Di Polandia, narkoba lebih mudah diperoleh ketimbang bir, lapor majalah Wprost. ”Narkoba bisa diperoleh di setiap diskotek; di kelab malam, bar, serta penginapan; dan di lingkungan universitas, SMA, [serta] SMP.” Lagi pula, di kota-kota yang lebih besar, narkoba ”bisa dipesan lewat telepon dan diterima lebih cepat daripada piza”, kata jurnal itu. Karena murah, tersedia di mana-mana, dan karena ”obat sintetis dianggap tidak berbahaya”, kata Wprost, lebih dari setengah remaja Polandia mencoba-coba barang itu ”sedikitnya satu kali”. Menurut Katarzyna Puławska-Popielarz, kepala pusat rehabilitasi remaja, penyalahgunaan jangka panjang salah satu narkoba, metamfetamin, telah menyebabkan ”bunuh diri, serangan jantung, kelainan jiwa, dan tubuh yang sangat kurus”.

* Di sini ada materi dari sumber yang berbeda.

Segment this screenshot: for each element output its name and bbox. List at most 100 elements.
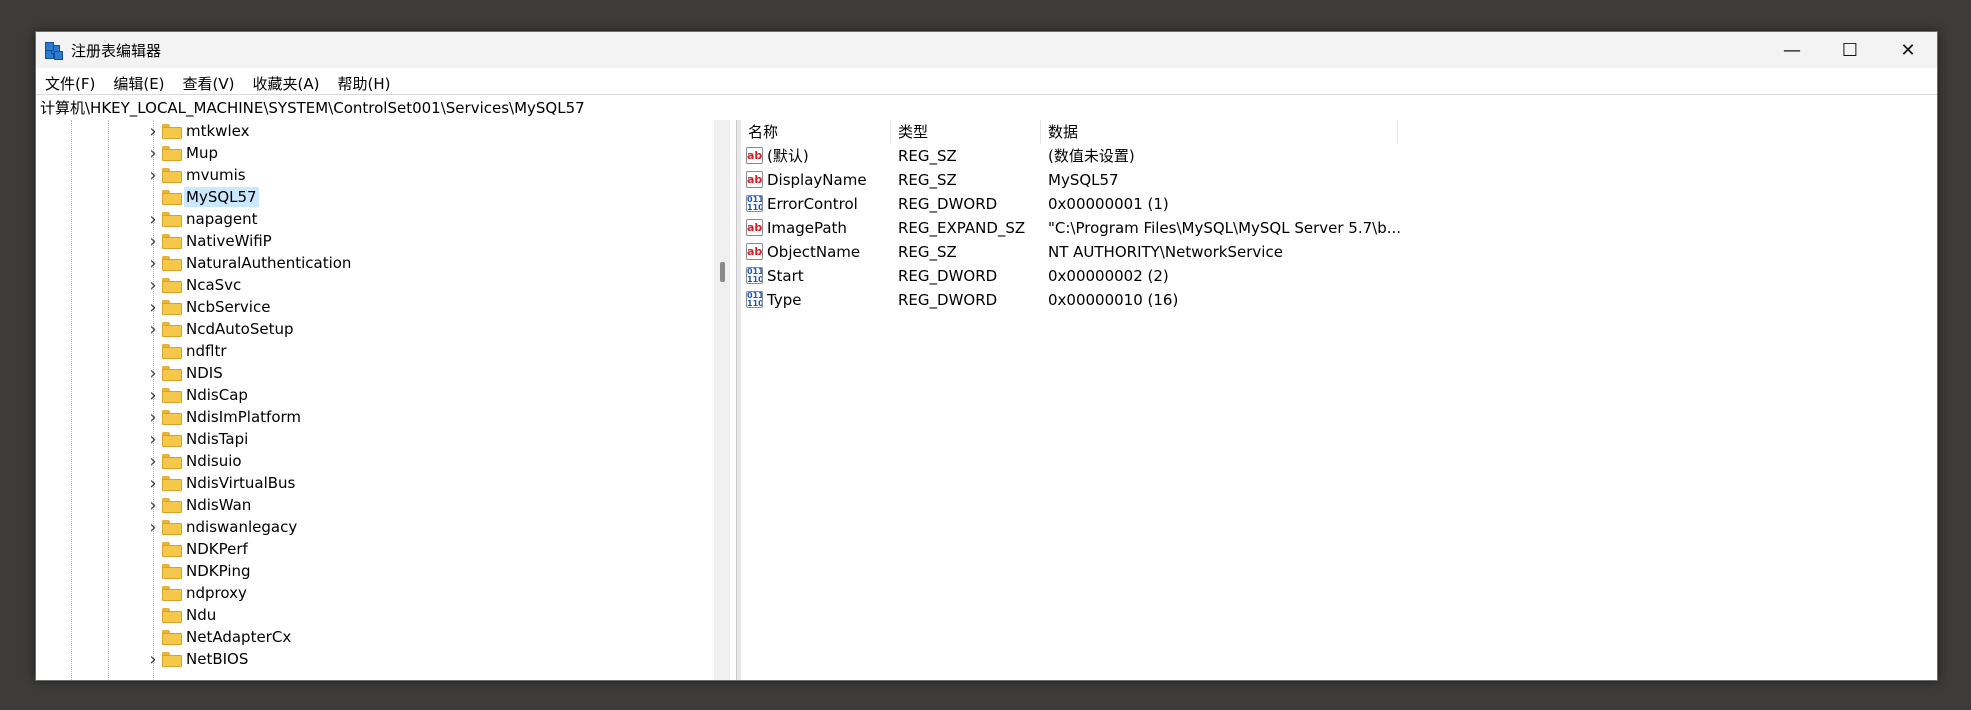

Hidupnya Kembali Misa Latin

Di Jerman, ”misa gereja dalam bahasa Latin semakin populer saja”, lapor majalah berita Focus. Para imam di ”kota-kota seperti Frankfurt, Düsseldorf, dan Münster telah sadar bahwa jika misa diadakan dalam bahasa Latin, gerejanya penuh, tetapi jika tidak, pengunjungnya merosot”, kata majalah itu. Kepopuleran Misa bahasa Latin menyebabkan satu gereja di Munich menambah jumlah Misa yang liturginya dalam bahasa Latin dari dua kali sebulan menjadi dua kali seminggu, ditambah hari libur umum.

Abad Perang

”Genosida turut menjadikan abad ke-20 sebagai abad paling bergelimang darah dalam sejarah,” lapor Buenos Aires Herald. Genosida didefinisikan sebagai pembasmian yang sistematis dan terencana atas seluruh bangsa, suku, kelompok politik, atau etnik. Diperkirakan bahwa lebih dari 41 juta orang dibantai selama abad ke-20. Satu contoh baru-baru ini adalah Rwanda, di mana kira-kira 800.000 orang dibunuh pada tahun 1994, sebagian besar oleh ”warga sipil yang diprovokasi oleh propaganda kebencian”. Para cendekiawan mengatakan bahwa selama periode 100 hari, rata-rata 8.000 orang dibunuh setiap harinya. Kecepatan ini ”lima kali lebih tinggi daripada pembunuhan di kamar-kamar gas yang digunakan oleh Nazi pada Perang Dunia II”, kata Herald.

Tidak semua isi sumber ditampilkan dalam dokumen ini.